The Irish Social Democrats have made open government one of their core issues. The party states that it wants to reform the political system, so that it serves the people rather than the political establishment. Developing a culture centred around openness and transparency is the first step in this process.
We want to introduce a culture of open decision-making, where public resources are allocated on the basis of need, the Social Democrats write on their website.
Our system needs to embrace a culture of transparency and champion open data. Doing this leads to better outcomes and helps end politics for the 'Golden Circle'.
To accomplish this, they propose the following measures:
- publishing evidence-based criteria for major resource allocation decisions;
- abolishing the Official Secrets Act, replacing it with a modern approach;
- legislating for disclosure of civil service advice to ministers;
- ending the political appointment of judges;
- monitoring stringently the impact of public sector programmes.

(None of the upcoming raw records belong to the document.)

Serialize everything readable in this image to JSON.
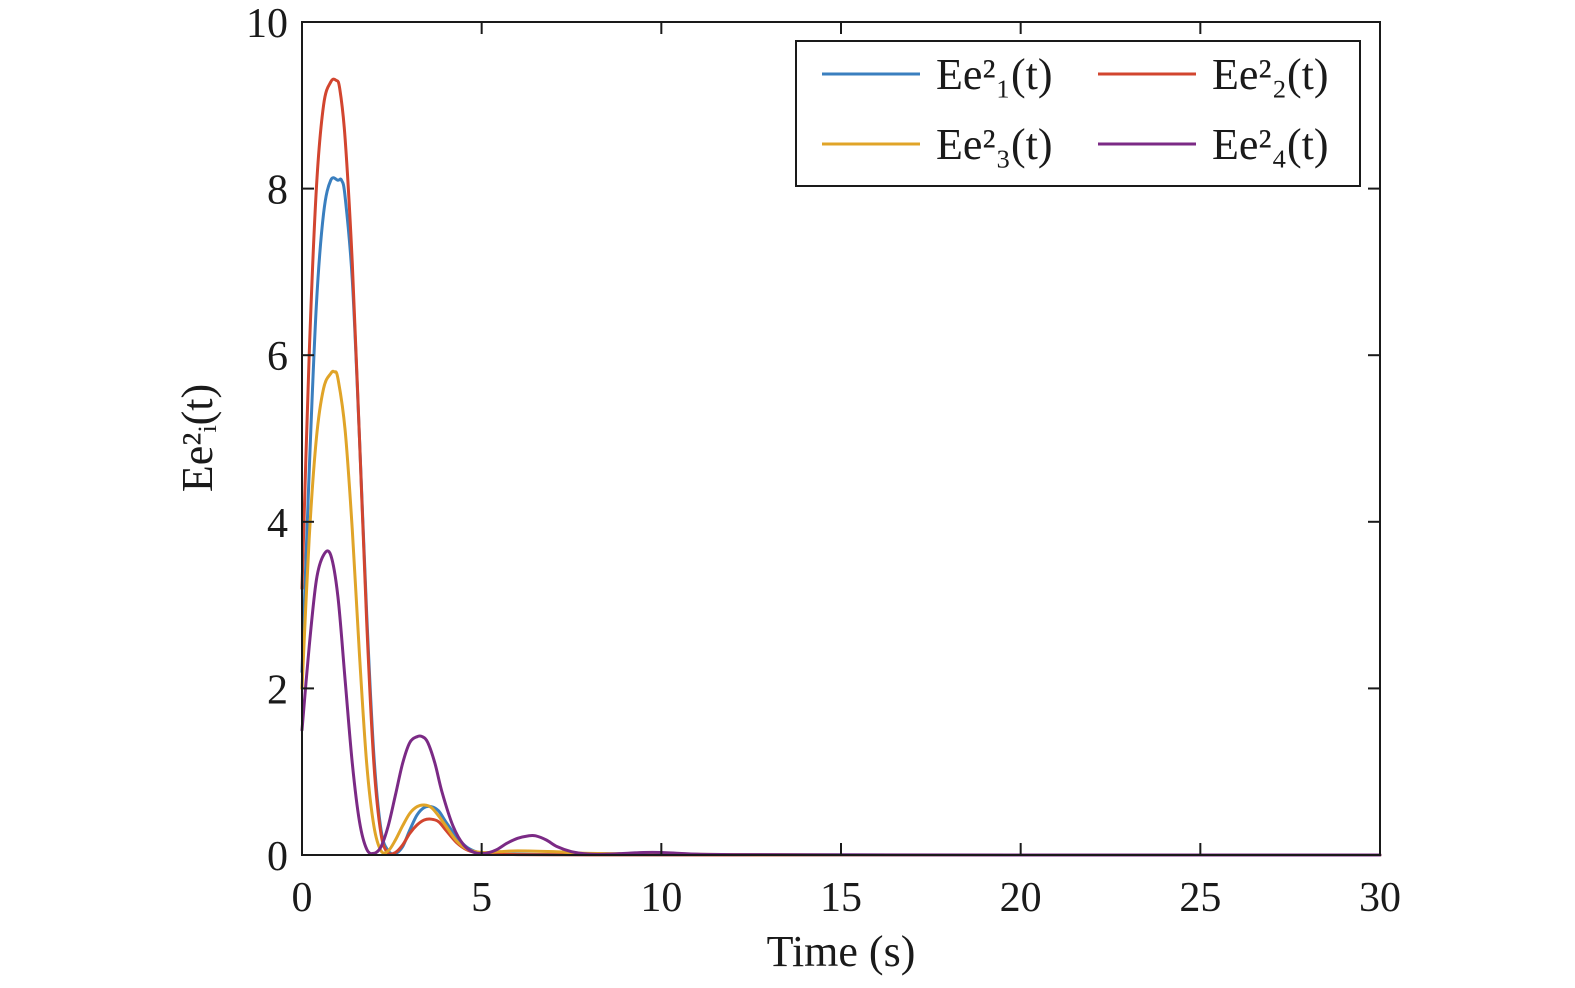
{
  "chart_data": {
    "type": "line",
    "title": "",
    "xlabel": "Time (s)",
    "ylabel": "Ee²ᵢ(t)",
    "xlim": [
      0,
      30
    ],
    "ylim": [
      0,
      10
    ],
    "xticks": [
      0,
      5,
      10,
      15,
      20,
      25,
      30
    ],
    "xtick_labels": [
      "0",
      "5",
      "10",
      "15",
      "20",
      "25",
      "30"
    ],
    "yticks": [
      0,
      2,
      4,
      6,
      8,
      10
    ],
    "ytick_labels": [
      "0",
      "2",
      "4",
      "6",
      "8",
      "10"
    ],
    "grid": false,
    "legend_position": "top-right",
    "legend_columns": 2,
    "series": [
      {
        "name": "Ee²₁(t)",
        "label_parts": {
          "base": "E",
          "var": "e",
          "sup": "2",
          "sub": "1",
          "arg": "t"
        },
        "color": "#3a7fbf",
        "x": [
          0,
          0.2,
          0.4,
          0.6,
          0.8,
          1.0,
          1.1,
          1.2,
          1.4,
          1.6,
          1.8,
          2.0,
          2.2,
          2.4,
          2.6,
          2.8,
          3.0,
          3.2,
          3.4,
          3.6,
          3.8,
          4.0,
          4.3,
          4.6,
          5.0,
          5.5,
          6.0,
          7.0,
          8.0,
          10.0,
          15.0,
          20.0,
          30.0
        ],
        "y": [
          2.2,
          4.6,
          6.6,
          7.7,
          8.1,
          8.1,
          8.1,
          7.9,
          6.9,
          5.0,
          2.9,
          1.2,
          0.3,
          0.05,
          0.02,
          0.1,
          0.3,
          0.48,
          0.57,
          0.58,
          0.53,
          0.4,
          0.22,
          0.09,
          0.02,
          0.01,
          0.01,
          0.005,
          0.003,
          0.002,
          0.001,
          0.0,
          0.0
        ]
      },
      {
        "name": "Ee²₂(t)",
        "label_parts": {
          "base": "E",
          "var": "e",
          "sup": "2",
          "sub": "2",
          "arg": "t"
        },
        "color": "#d2452f",
        "x": [
          0,
          0.2,
          0.4,
          0.6,
          0.8,
          0.95,
          1.05,
          1.2,
          1.4,
          1.6,
          1.8,
          2.0,
          2.2,
          2.4,
          2.6,
          2.8,
          3.0,
          3.2,
          3.4,
          3.6,
          3.8,
          4.0,
          4.3,
          4.6,
          5.0,
          5.5,
          6.0,
          7.0,
          8.0,
          10.0,
          15.0,
          20.0,
          30.0
        ],
        "y": [
          3.2,
          6.0,
          8.0,
          9.0,
          9.28,
          9.3,
          9.2,
          8.6,
          7.1,
          5.0,
          2.8,
          1.1,
          0.25,
          0.02,
          0.03,
          0.12,
          0.26,
          0.36,
          0.42,
          0.43,
          0.4,
          0.3,
          0.15,
          0.06,
          0.015,
          0.01,
          0.005,
          0.003,
          0.002,
          0.001,
          0.0,
          0.0,
          0.0
        ]
      },
      {
        "name": "Ee²₃(t)",
        "label_parts": {
          "base": "E",
          "var": "e",
          "sup": "2",
          "sub": "3",
          "arg": "t"
        },
        "color": "#e0a428",
        "x": [
          0,
          0.2,
          0.4,
          0.6,
          0.8,
          0.9,
          1.0,
          1.2,
          1.4,
          1.6,
          1.8,
          2.0,
          2.2,
          2.4,
          2.6,
          2.8,
          3.0,
          3.2,
          3.4,
          3.6,
          3.8,
          4.0,
          4.3,
          4.6,
          5.0,
          5.5,
          6.0,
          7.0,
          8.0,
          10.0,
          15.0,
          20.0,
          30.0
        ],
        "y": [
          2.0,
          3.8,
          5.0,
          5.6,
          5.78,
          5.8,
          5.72,
          5.1,
          3.9,
          2.4,
          1.1,
          0.35,
          0.05,
          0.05,
          0.18,
          0.35,
          0.5,
          0.58,
          0.6,
          0.57,
          0.47,
          0.35,
          0.17,
          0.07,
          0.03,
          0.04,
          0.05,
          0.04,
          0.02,
          0.01,
          0.0,
          0.0,
          0.0
        ]
      },
      {
        "name": "Ee²₄(t)",
        "label_parts": {
          "base": "E",
          "var": "e",
          "sup": "2",
          "sub": "4",
          "arg": "t"
        },
        "color": "#7b2a85",
        "x": [
          0,
          0.2,
          0.4,
          0.6,
          0.8,
          1.0,
          1.2,
          1.4,
          1.6,
          1.8,
          2.0,
          2.2,
          2.4,
          2.6,
          2.8,
          3.0,
          3.2,
          3.35,
          3.5,
          3.7,
          3.9,
          4.2,
          4.5,
          4.8,
          5.1,
          5.4,
          5.7,
          6.0,
          6.3,
          6.5,
          6.8,
          7.1,
          7.5,
          8.0,
          8.5,
          9.0,
          9.5,
          10.0,
          10.5,
          11.0,
          12.0,
          14.0,
          20.0,
          30.0
        ],
        "y": [
          1.5,
          2.5,
          3.3,
          3.6,
          3.6,
          3.1,
          2.1,
          1.1,
          0.4,
          0.07,
          0.02,
          0.1,
          0.35,
          0.72,
          1.1,
          1.35,
          1.42,
          1.42,
          1.35,
          1.1,
          0.75,
          0.35,
          0.12,
          0.03,
          0.02,
          0.06,
          0.14,
          0.2,
          0.23,
          0.23,
          0.18,
          0.1,
          0.04,
          0.01,
          0.01,
          0.02,
          0.03,
          0.03,
          0.02,
          0.01,
          0.005,
          0.003,
          0.0,
          0.0
        ]
      }
    ]
  }
}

Furthermore, the party aims to reform the political institutions by empowering the Parliament. These are the measures that they propose to accomplish this:
- establishing an Electoral Commission to act as a powerful watchdog on politics;
- electing the Ceann Comhairle (the Chairman of the Irish Parliament) by secret ballot;
- strengthening the committee system;
- reducing the power of the whip (the party discipline);
- abolishing the Economic Management Council;
- establishing a forward-planning and implementation unit in the Department of Taoiseach (the Prime Minister's Department).
Although the proposed measures do relate to open government, they are very traditional. Missing is a vision on government innovation and modernisation using open data, e-government, freedom of information, and the role of civil society.